Ovviamente nel primo caso non si beneficerebbe di alcuna garanzia di buon funzionamento, mentre la seconda opzione, a fronte di un costo nettamente più alto, appare più sicura e durevole nel tempo.
È la soluzione che scegliamo, in quanto l’affidabilità di una vettura che viene impiegata per lo più su lunghi tragitti vale il sacrificio economico da affrontare.
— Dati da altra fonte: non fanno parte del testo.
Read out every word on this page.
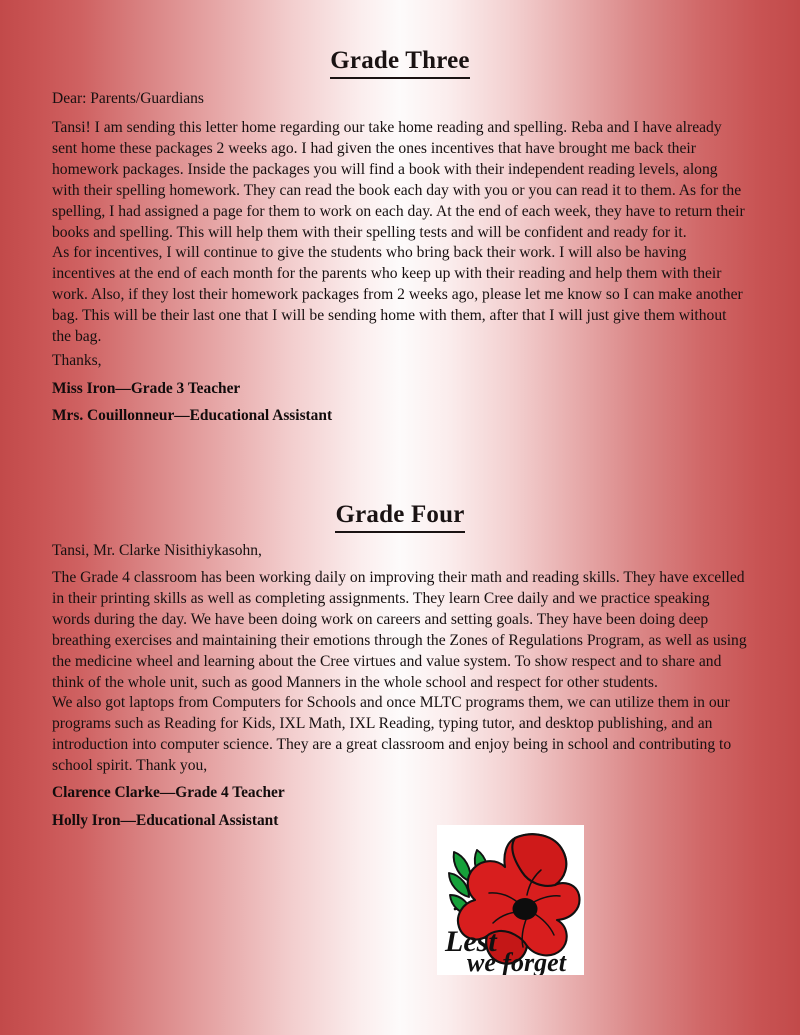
Grade Three
Dear: Parents/Guardians

Tansi! I am sending this letter home regarding our take home reading and spelling. Reba and I have already sent home these packages 2 weeks ago. I had given the ones incentives that have brought me back their homework packages. Inside the packages you will find a book with their independent reading levels, along with their spelling homework. They can read the book each day with you or you can read it to them. As for the spelling, I had assigned a page for them to work on each day. At the end of each week, they have to return their books and spelling. This will help them with their spelling tests and will be confident and ready for it.

As for incentives, I will continue to give the students who bring back their work. I will also be having incentives at the end of each month for the parents who keep up with their reading and help them with their work. Also, if they lost their homework packages from 2 weeks ago, please let me know so I can make another bag. This will be their last one that I will be sending home with them, after that I will just give them without the bag.

Thanks,
Miss Iron—Grade 3 Teacher
Mrs. Couillonneur—Educational Assistant
Grade Four
Tansi, Mr. Clarke Nisithiykasohn,

The Grade 4 classroom has been working daily on improving their math and reading skills. They have excelled in their printing skills as well as completing assignments. They learn Cree daily and we practice speaking words during the day. We have been doing work on careers and setting goals. They have been doing deep breathing exercises and maintaining their emotions through the Zones of Regulations Program, as well as using the medicine wheel and learning about the Cree virtues and value system. To show respect and to share and think of the whole unit, such as good Manners in the whole school and respect for other students.

We also got laptops from Computers for Schools and once MLTC programs them, we can utilize them in our programs such as Reading for Kids, IXL Math, IXL Reading, typing tutor, and desktop publishing, and an introduction into computer science. They are a great classroom and enjoy being in school and contributing to school spirit. Thank you,

Clarence Clarke—Grade 4 Teacher
Holly Iron—Educational Assistant
Lest
we forget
È sufficiente meno di un’ora perché il nuovo cambio sia sul posto e pronto per il montaggio, mentre la squadra che si occuperà del trapianto ha già cominciato lo smontaggio del gruppo meccanico da sostituire.
La velocità e la sicurezza con cui si procede è tale da rassicurare il più ansioso dei possessori di 2CV, e quando arriva l’ora del pranzo, il lavoro è già in fase avanzata.

È bello trovarsi così numerosi intorno a una tavola, mentre una piacevole atmosfera familiare avvolge dialoghi che s’incrociano e solo incidentalmente trattano di 2CV. Siamo certi che per lungo tempo non dimenticheremo questo tempo accogliente che un evento un po’ sfortunato ci ha regalato.

I lavori continuano nel pomeriggio, con un avvicendarsi di volti, di nomi e soprattutto di mani esperte che stringono dadi, collegano fili, travasano liquidi, fino a quando arriva il momento di girare la chiavetta d’accensione e spingere il bottone rosso del contatto…
Il motore prende a girare senza esitazione, le marce sembrano ingranare con fluidità, e un breve giro nei dintorni conferma che tutto è a posto come prima, anzi… molto meglio di prima: sembra proprio un’altra auto, e il rumore di ferraglia è ormai un lontano ricordo.

Ringraziamo di cuore Sergio, Francesco, Bulè, Luca, Lucajack e Beppe per avere risolto con competenza e rapidità il nostro problema meccanico, ma soprattutto per averci dimostrato che la solidarietà duecavallistica non è un concetto astratto.
Tra i nostri ricordi resterà per sempre questa bella giornata e, sulla traversa in vicinanza del cambio, l’adesivo degli Zoccoli Duri.

Per quanto contrari alle citazioni personali, vogliamo infine ricordare con simpatia e affetto i bambini Morgana e Alice, André e Nina, Federico e Giacomo, e la piccola Angela, che ci hanno fatto apprezzare la compagnia infantile più piacevole che ricordiamo da molti anni a questa parte.
Forse le famiglie più “informali” sono quelle che meglio sanno offrire ai loro piccoli quei valori di considerazione per gli adulti che un’educazione delegata ad assistenti all’infanzia e alla scuola non è più in grado di garantire.
Una bella lezione di vita anche questa.